Ich studiere Walshs Gesichtsausdruck, während er immer noch zu den Frauen blickt. Ein höfliches Lächeln begleitet die Worte, die in ihrer Aussage eindeutig sind.

»Du brauchst dir keine Sorgen zu machen, dass ich ihr das Herz brechen werde, wenn es das ist, was du meinst.« Ich trinke einen Schluck von meinem Bourbon. »Elena und ich sind uns einig. Wir wollen beide keine tiefgehende Beziehung. Wir haben uns sogar ausführlich darüber unterhalten.«

Walsh wendet sich wieder zu mir und lächelt mich listig an. »Und genau deshalb musst du vorsichtig sein. Allein die Tatsache, dass ihr darüber sprechen müsst, sagt mir, dass es zu einem Problem werden könnte. Und ich weiß, was für eine tolle Frau Elena ist. Es könnte zu einem sehr großen Problem für dich werden.«

»Das brauchst du mir nicht zu sagen«, murmele ich und betrachte mir ihre Schönheit, während sie sich mit Jorie unterhält. Ich kann scheinbar nie genug davon bekommen, sie anzusehen. »Das habe ich schon ganz alleine herausgefunden.«

»Mach dir einfach nur nichts vor, Benjamin«, sagt Walsh und geht dann auf Jorie zu. Ein letztes Mal sieht er mich ein wenig länger als notwendig an, damit seine Worte Wirkung zeigen. Dann lächelt er. »Wir sehen uns auf dem Platz – Samstag, okay?«

Nachdem ich genickt habe, entfernen Walsh und Jorie sich, um sich mit den anderen Gästen zu unterhalten.

Elena kommt an meine Seite und lächelt mir aufmunternd zu. »Das wirkte nicht allzu schlimm.«

»Ach ja?«, antworte ich mit leicht sarkastischem Unterton. »Er hat sich nämlich ungefragt in meine Angelegenheiten eingemischt.«

»Mein armes Baby«, sagt sie übertrieben albern und ich lache.

»Er will mit mir Golf spielen gehen und ich denke, ich werde es mal probieren«, sage ich ausdruckslos.

»Oh, das ist wunderbar!«, antwortet sie mit einem strahlenden Lächeln.

»Er ist ebenfalls der Meinung, dass wir beide uns etwas vormachen«, sage ich.

Ihr Lächeln verschwindet und sie legt verwirrt den Kopf schief.

»Damit, dass es uns beiden nur um Sex geht«, erkläre ich. »Dass zwischen uns nicht mehr ist.«

Elena macht eine abweisende Geste. »Also, das stimmt ja einfach nicht. Wir haben beschlossen, Freunde mit Vorzügen zu sein.«

»Zwischen uns ist mehr als das, und das weißt du auch«, entgegne ich und bin selbst schockiert über mein plötzliches Zugeständnis.

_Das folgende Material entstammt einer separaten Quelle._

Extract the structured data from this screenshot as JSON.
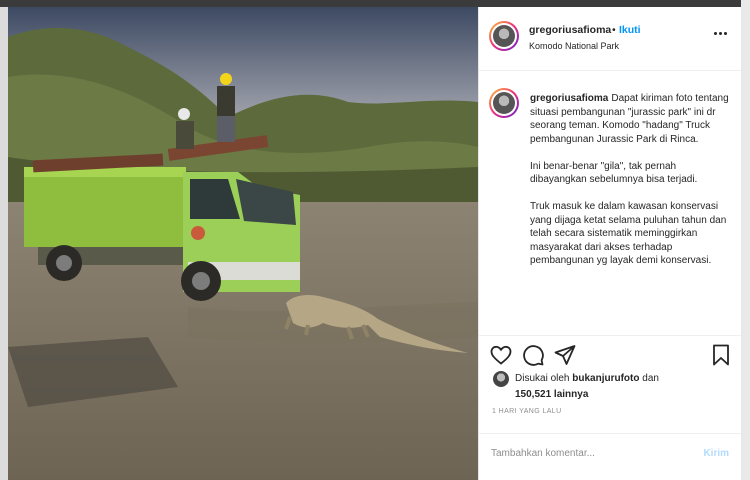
{
  "post": {
    "username": "gregoriusafioma",
    "follow_separator": "•",
    "follow_label": "Ikuti",
    "location": "Komodo National Park",
    "caption_username": "gregoriusafioma",
    "caption_paragraphs": [
      "Dapat kiriman foto tentang situasi pembangunan \"jurassic park\" ini dr seorang teman. Komodo \"hadang\" Truck pembangunan Jurassic Park di Rinca.",
      "Ini benar-benar \"gila\", tak pernah dibayangkan sebelumnya bisa terjadi.",
      "Truk masuk ke dalam kawasan konservasi yang dijaga ketat selama puluhan tahun dan telah secara sistematik meminggirkan masyarakat dari akses terhadap pembangunan yg layak demi konservasi."
    ],
    "likes": {
      "prefix": "Disukai oleh",
      "liker": "bukanjurufoto",
      "joiner": "dan",
      "count_others": "150,521 lainnya"
    },
    "timestamp": "1 HARI YANG LALU",
    "comment_placeholder": "Tambahkan komentar...",
    "post_button": "Kirim"
  },
  "icons": {
    "more": "more-options-icon",
    "like": "heart-icon",
    "comment": "comment-icon",
    "share": "share-icon",
    "save": "bookmark-icon"
  },
  "colors": {
    "follow": "#0095f6",
    "post_button_disabled": "#b3dbff",
    "text": "#262626",
    "muted": "#8e8e8e"
  }
}
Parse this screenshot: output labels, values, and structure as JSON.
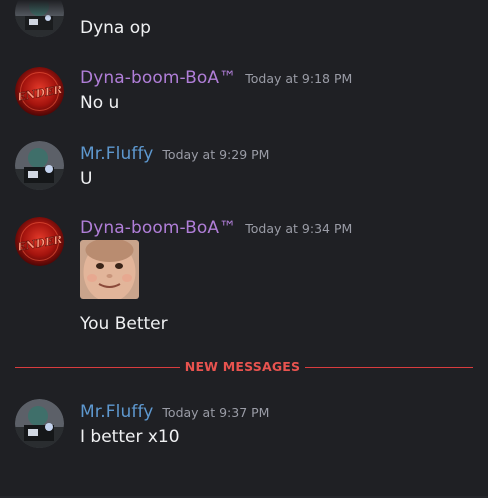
{
  "colors": {
    "background": "#1f2024",
    "username_dyna": "#b07ed8",
    "username_fluffy": "#5e98cf",
    "timestamp": "#9a9ca6",
    "message_text": "#f0f1f3",
    "new_messages_accent": "#e8534f"
  },
  "messages": [
    {
      "user": "",
      "time": "",
      "text": "Dyna op",
      "avatar_icon": "mr-fluffy-avatar-icon"
    },
    {
      "user": "Dyna-boom-BoA™",
      "time": "Today at 9:18 PM",
      "text": "No u",
      "avatar_icon": "ender-avatar-icon",
      "avatar_text": "ENDER"
    },
    {
      "user": "Mr.Fluffy",
      "time": "Today at 9:29 PM",
      "text": "U",
      "avatar_icon": "mr-fluffy-avatar-icon"
    },
    {
      "user": "Dyna-boom-BoA™",
      "time": "Today at 9:34 PM",
      "attachment_icon": "baby-face-image",
      "text": "You Better",
      "avatar_icon": "ender-avatar-icon",
      "avatar_text": "ENDER"
    },
    {
      "user": "Mr.Fluffy",
      "time": "Today at 9:37 PM",
      "text": "I better x10",
      "avatar_icon": "mr-fluffy-avatar-icon"
    }
  ],
  "divider": {
    "label": "NEW MESSAGES"
  }
}
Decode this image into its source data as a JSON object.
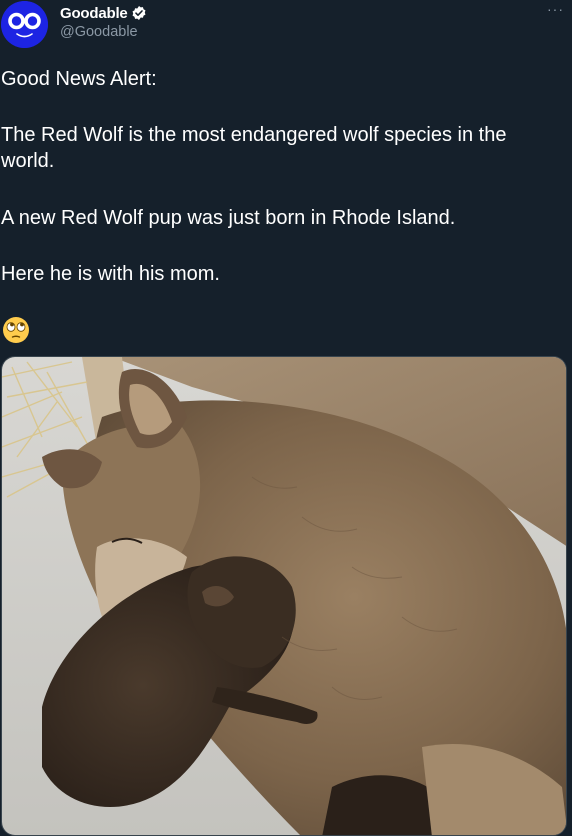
{
  "author": {
    "display_name": "Goodable",
    "handle": "@Goodable",
    "verified": true,
    "avatar_icon": "goodable-logo-icon",
    "avatar_color": "#1d24e3"
  },
  "more_label": "···",
  "tweet": {
    "line1": "Good News Alert:",
    "line2": "The Red Wolf is the most endangered wolf species in the world.",
    "line3": "A new Red Wolf pup was just born in Rhode Island.",
    "line4": "Here he is with his mom.",
    "emoji_icon": "face-with-rolling-eyes-icon"
  },
  "media": {
    "photo_icon": "wolf-and-pup-photo"
  },
  "colors": {
    "background": "#15202b",
    "text": "#ffffff",
    "secondary_text": "#8b98a5",
    "verified_badge": "#ffffff"
  }
}
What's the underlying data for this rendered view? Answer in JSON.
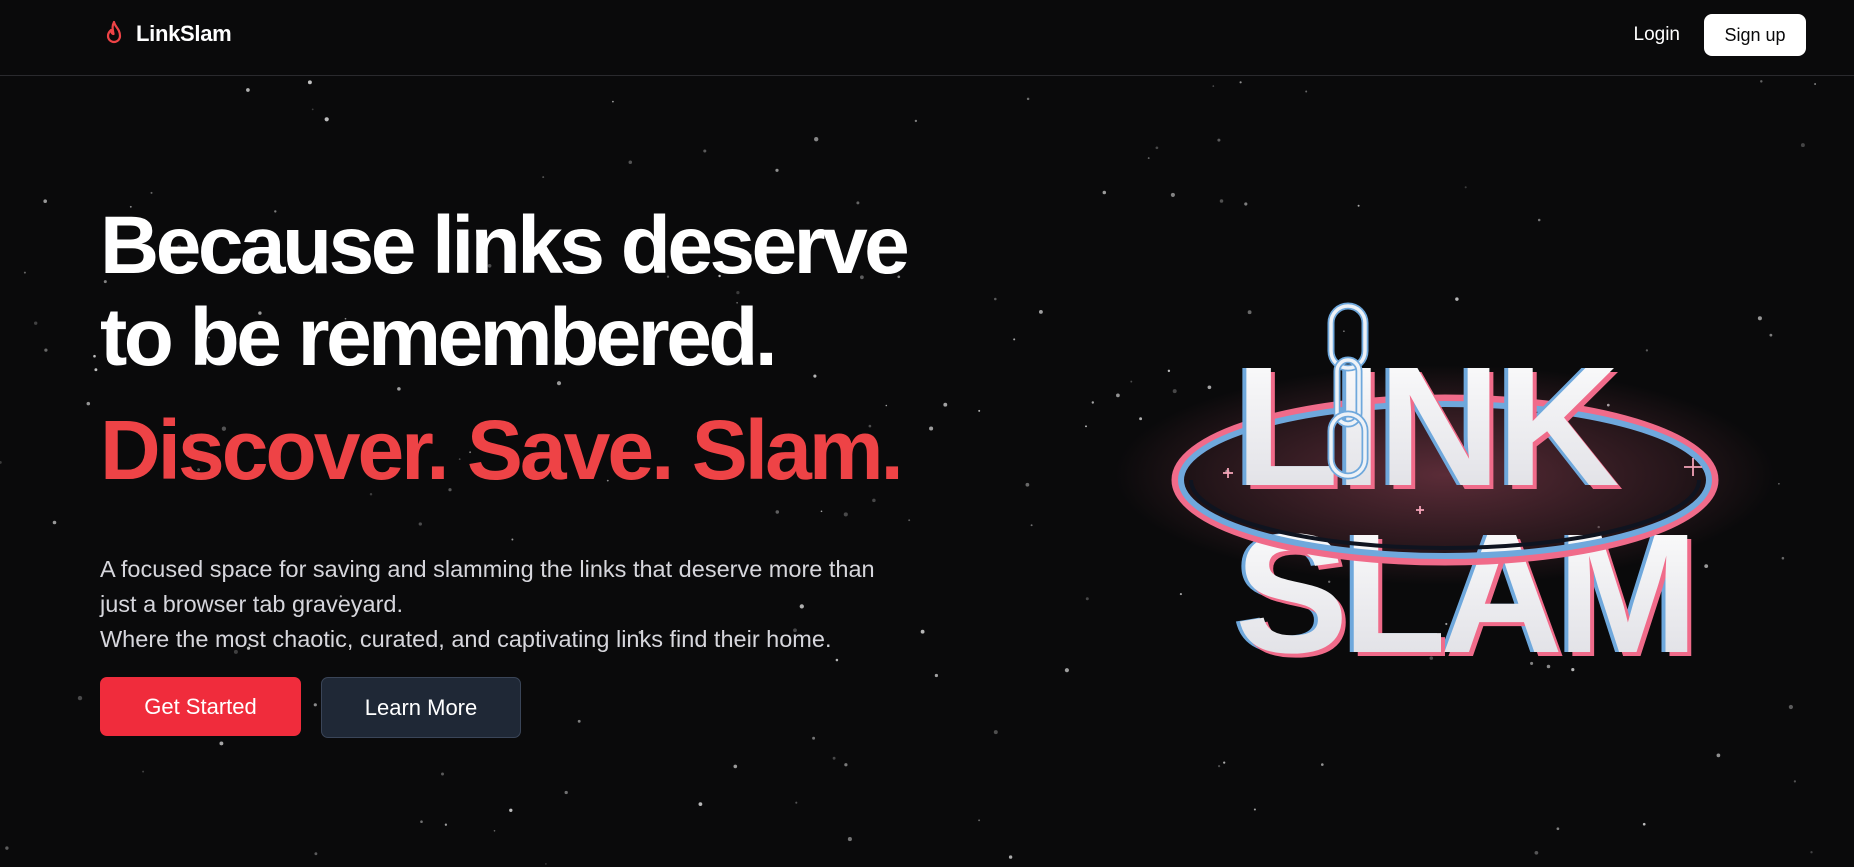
{
  "app": {
    "name": "LinkSlam",
    "brand_color": "#ee4346"
  },
  "nav": {
    "logo_icon": "flame-icon",
    "login_label": "Login",
    "signup_label": "Sign up"
  },
  "hero": {
    "headline_line1": "Because links deserve",
    "headline_line2": "to be remembered.",
    "tagline": "Discover. Save. Slam.",
    "description_line1": "A focused space for saving and slamming the links that deserve more than",
    "description_line2": "just a browser tab graveyard.",
    "description_line3": "Where the most chaotic, curated, and captivating links find their home.",
    "primary_cta": "Get Started",
    "secondary_cta": "Learn More"
  },
  "logo_art": {
    "word1": "LINK",
    "word2": "SLAM",
    "icon": "chain-link-icon",
    "ring_colors": [
      "#6fa8dc",
      "#f06b8a"
    ]
  },
  "colors": {
    "background": "#0a0a0b",
    "primary_button": "#f02c3c",
    "secondary_button": "#1f2836"
  }
}
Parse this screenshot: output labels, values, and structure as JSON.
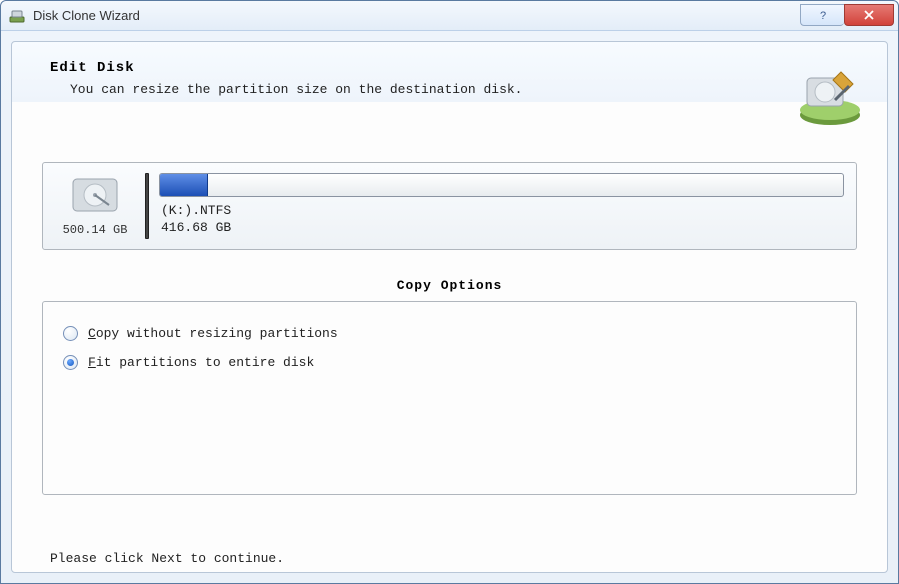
{
  "window": {
    "title": "Disk Clone Wizard"
  },
  "header": {
    "heading": "Edit Disk",
    "subtext": "You can resize the partition size on the destination disk."
  },
  "disk": {
    "total_size": "500.14 GB",
    "partition_name": "(K:).NTFS",
    "partition_size": "416.68 GB",
    "fill_percent": 7
  },
  "copy_options": {
    "title": "Copy Options",
    "selected_index": 1,
    "items": [
      {
        "label_pre": "",
        "accel": "C",
        "label_post": "opy without resizing partitions"
      },
      {
        "label_pre": "",
        "accel": "F",
        "label_post": "it partitions to entire disk"
      }
    ]
  },
  "footer": {
    "hint": "Please click Next to continue."
  }
}
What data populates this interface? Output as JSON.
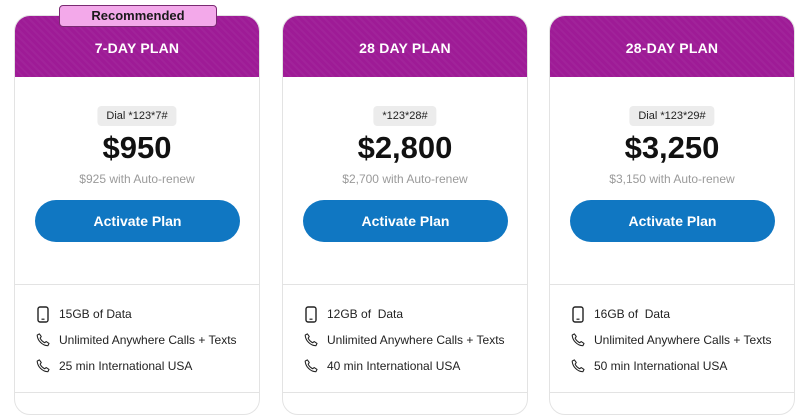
{
  "badge": {
    "label": "Recommended"
  },
  "plans": [
    {
      "name": "7-DAY PLAN",
      "dial": "Dial *123*7#",
      "price": "$950",
      "auto_renew": "$925 with Auto-renew",
      "button": "Activate Plan",
      "features": [
        {
          "icon": "phone-icon",
          "text": "15GB of Data"
        },
        {
          "icon": "call-icon",
          "text": "Unlimited Anywhere Calls + Texts"
        },
        {
          "icon": "call-icon",
          "text": "25 min International USA"
        }
      ]
    },
    {
      "name": "28 DAY PLAN",
      "dial": "*123*28#",
      "price": "$2,800",
      "auto_renew": "$2,700 with Auto-renew",
      "button": "Activate Plan",
      "features": [
        {
          "icon": "phone-icon",
          "text": "12GB of  Data"
        },
        {
          "icon": "call-icon",
          "text": "Unlimited Anywhere Calls + Texts"
        },
        {
          "icon": "call-icon",
          "text": "40 min International USA"
        }
      ]
    },
    {
      "name": "28-DAY PLAN",
      "dial": "Dial *123*29#",
      "price": "$3,250",
      "auto_renew": "$3,150 with Auto-renew",
      "button": "Activate Plan",
      "features": [
        {
          "icon": "phone-icon",
          "text": "16GB of  Data"
        },
        {
          "icon": "call-icon",
          "text": "Unlimited Anywhere Calls + Texts"
        },
        {
          "icon": "call-icon",
          "text": "50 min International USA"
        }
      ]
    }
  ],
  "colors": {
    "header": "#9e1b96",
    "button": "#1077c2",
    "badge": "#f3a9ea"
  }
}
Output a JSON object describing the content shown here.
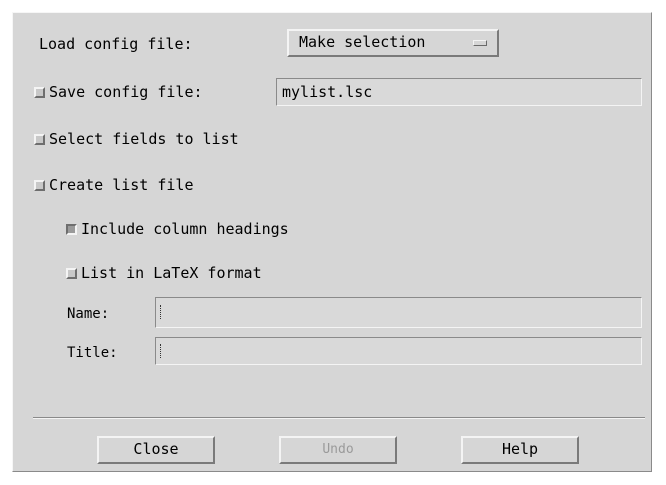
{
  "dialog": {
    "load_config_label": "Load config file:",
    "load_config_menu_value": "Make selection",
    "save_config_label": "Save config file:",
    "save_config_value": "mylist.lsc",
    "select_fields_label": "Select fields to list",
    "create_list_label": "Create list file",
    "include_headings_label": "Include column headings",
    "latex_format_label": "List in LaTeX format",
    "name_label": "Name:",
    "name_value": "",
    "title_label": "Title:",
    "title_value": ""
  },
  "buttons": {
    "close": "Close",
    "undo": "Undo",
    "help": "Help"
  }
}
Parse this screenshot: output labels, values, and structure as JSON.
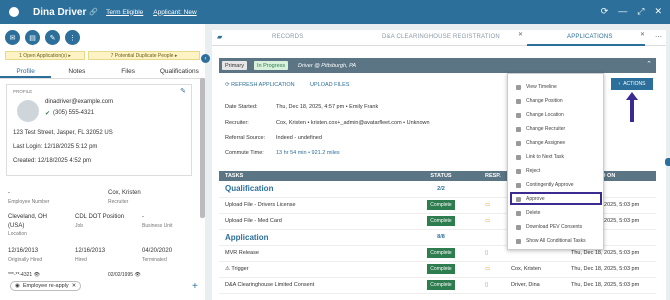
{
  "header": {
    "name": "Dina Driver",
    "term_label": "Term Eligible",
    "applicant_label": "Applicant: New"
  },
  "left": {
    "open_applications": "1 Open Application(s) ▸",
    "duplicates": "7 Potential Duplicate People ▸",
    "tabs": [
      "Profile",
      "Notes",
      "Files",
      "Qualifications"
    ],
    "profile_label": "PROFILE",
    "email": "dinadriver@example.com",
    "phone": "(305) 555-4321",
    "address": "123 Test Street, Jasper, FL 32052 US",
    "last_login": "Last Login: 12/18/2025 5:12 pm",
    "created": "Created: 12/18/2025 4:52 pm",
    "fields": [
      {
        "value": "-",
        "label": "Employee Number"
      },
      {
        "value": "Cox, Kristen",
        "label": "Recruiter"
      },
      {
        "value": "Cleveland, OH",
        "label": "Location"
      },
      {
        "value": "CDL DOT Position",
        "label": "Job"
      },
      {
        "value": "-",
        "label": "Business Unit"
      },
      {
        "value": "(USA)",
        "label": ""
      },
      {
        "value": "12/16/2013",
        "label": "Originally Hired"
      },
      {
        "value": "12/16/2013",
        "label": "Hired"
      },
      {
        "value": "04/20/2020",
        "label": "Terminated"
      },
      {
        "value": "***-**-4321 👁",
        "label": ""
      },
      {
        "value": "02/02/1995 👁",
        "label": ""
      }
    ],
    "tag": "Employee re-apply"
  },
  "right": {
    "tabs": [
      "RECORDS",
      "D&A CLEARINGHOUSE REGISTRATION",
      "APPLICATIONS"
    ],
    "badges": {
      "primary": "Primary",
      "status": "In Progress",
      "title": "Driver @ Pittsburgh, PA"
    },
    "refresh": "REFRESH APPLICATION",
    "upload": "UPLOAD FILES",
    "actions": "ACTIONS",
    "info": [
      {
        "label": "Date Started:",
        "value": "Thu, Dec 18, 2025, 4:57 pm • Emily Frank"
      },
      {
        "label": "Recruiter:",
        "value": "Cox, Kristen • kristen.cox+_admin@avatarfleet.com • Unknown"
      },
      {
        "label": "Referral Source:",
        "value": "Indeed - undefined"
      },
      {
        "label": "Commute Time:",
        "value": "13 hr 54 min • 921.2 miles"
      }
    ],
    "table": {
      "headers": [
        "TASKS",
        "STATUS",
        "RESP.",
        "",
        "COMPLETED ON"
      ],
      "sections": [
        {
          "name": "Qualification",
          "count": "2/2",
          "rows": [
            {
              "task": "Upload File - Drivers License",
              "status": "Complete",
              "resp": "",
              "completed": "Thu, Dec 18, 2025, 5:03 pm"
            },
            {
              "task": "Upload File - Med Card",
              "status": "Complete",
              "resp": "",
              "completed": "Thu, Dec 18, 2025, 5:03 pm"
            }
          ]
        },
        {
          "name": "Application",
          "count": "8/8",
          "rows": [
            {
              "task": "MVR Release",
              "status": "Complete",
              "resp": "",
              "completed": "Thu, Dec 18, 2025, 5:03 pm"
            },
            {
              "task": "⚠ Trigger",
              "status": "Complete",
              "resp": "Cox, Kristen",
              "completed": "Thu, Dec 18, 2025, 5:03 pm"
            },
            {
              "task": "D&A Clearinghouse Limited Consent",
              "status": "Complete",
              "resp": "Driver, Dina",
              "completed": "Thu, Dec 18, 2025, 5:03 pm"
            }
          ]
        }
      ]
    },
    "menu": [
      "View Timeline",
      "Change Position",
      "Change Location",
      "Change Recruiter",
      "Change Assignee",
      "Link to Next Task",
      "Reject",
      "Contingently Approve",
      "Approve",
      "Delete",
      "Download PEV Consents",
      "Show All Conditional Tasks"
    ]
  }
}
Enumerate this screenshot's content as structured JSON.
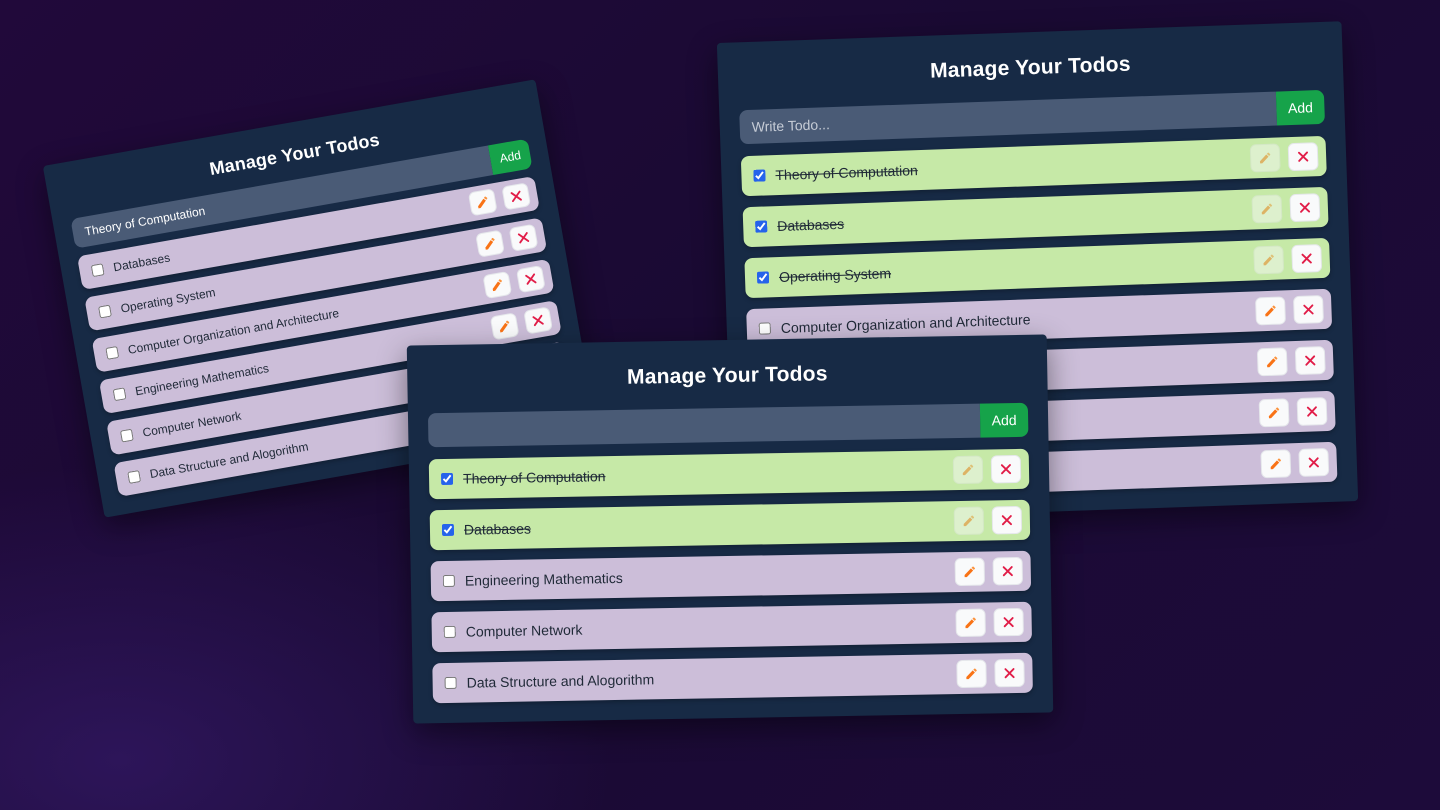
{
  "panels": {
    "left": {
      "title": "Manage Your Todos",
      "input_value": "Theory of Computation",
      "input_placeholder": "Write Todo...",
      "add_label": "Add",
      "todos": [
        {
          "text": "Databases",
          "done": false
        },
        {
          "text": "Operating System",
          "done": false
        },
        {
          "text": "Computer Organization and Architecture",
          "done": false
        },
        {
          "text": "Engineering Mathematics",
          "done": false
        },
        {
          "text": "Computer Network",
          "done": false
        },
        {
          "text": "Data Structure and Alogorithm",
          "done": false
        }
      ]
    },
    "right": {
      "title": "Manage Your Todos",
      "input_value": "",
      "input_placeholder": "Write Todo...",
      "add_label": "Add",
      "todos": [
        {
          "text": "Theory of Computation",
          "done": true
        },
        {
          "text": "Databases",
          "done": true
        },
        {
          "text": "Operating System",
          "done": true
        },
        {
          "text": "Computer Organization and Architecture",
          "done": false
        },
        {
          "text": "",
          "done": false
        },
        {
          "text": "",
          "done": false
        },
        {
          "text": "",
          "done": false
        }
      ]
    },
    "center": {
      "title": "Manage Your Todos",
      "input_value": "",
      "input_placeholder": "",
      "add_label": "Add",
      "todos": [
        {
          "text": "Theory of Computation",
          "done": true
        },
        {
          "text": "Databases",
          "done": true
        },
        {
          "text": "Engineering Mathematics",
          "done": false
        },
        {
          "text": "Computer Network",
          "done": false
        },
        {
          "text": "Data Structure and Alogorithm",
          "done": false
        }
      ]
    }
  },
  "icons": {
    "edit": "pencil-icon",
    "delete": "close-icon"
  },
  "colors": {
    "panel_bg": "#172a45",
    "pending_bg": "#ccbed9",
    "done_bg": "#c6e9a7",
    "add_green": "#16a34a",
    "delete_red": "#e11d48",
    "pencil_orange": "#f97316"
  }
}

Elena bekommt große Augen. »Ist das so?«

Ich seufze und werde wieder unsicher. »Ich weiß es nicht. Ich weiß nur, dass es mehr als Sex ist und mehr als nur eine Freundschaft. Aber ich habe keine Ahnung, was genau das bedeutet. Hast du irgendwelche geistreichen Gedanken?«

Grinsend schüttelt Elena den Kopf. »Das klingt in etwa richtig, aber ich weiß auch nicht, was es zu bedeuten hat.«

»Großartig«, murmele ich dramatisch, trinke noch einen kleinen Schluck von meinem Bourbon und wieder nur, um den Geschmack zu genießen. »Wir sind beide vollkommen ahnungslos.«

»Wir sind durcheinander, aber wenigstens scharf.« Sie lacht, hakt sich bei mir ein und lehnt sich ein wenig an mich.

Ich gleiche den zusätzlichen Druck nicht dadurch aus, dass ich mich mehr auf meinen Sock stütze. Stattdessen nehme ich ihr gesamtes Gewicht und halte es, ohne darüber nachzudenken, ob ich dazu überhaupt fähig bin.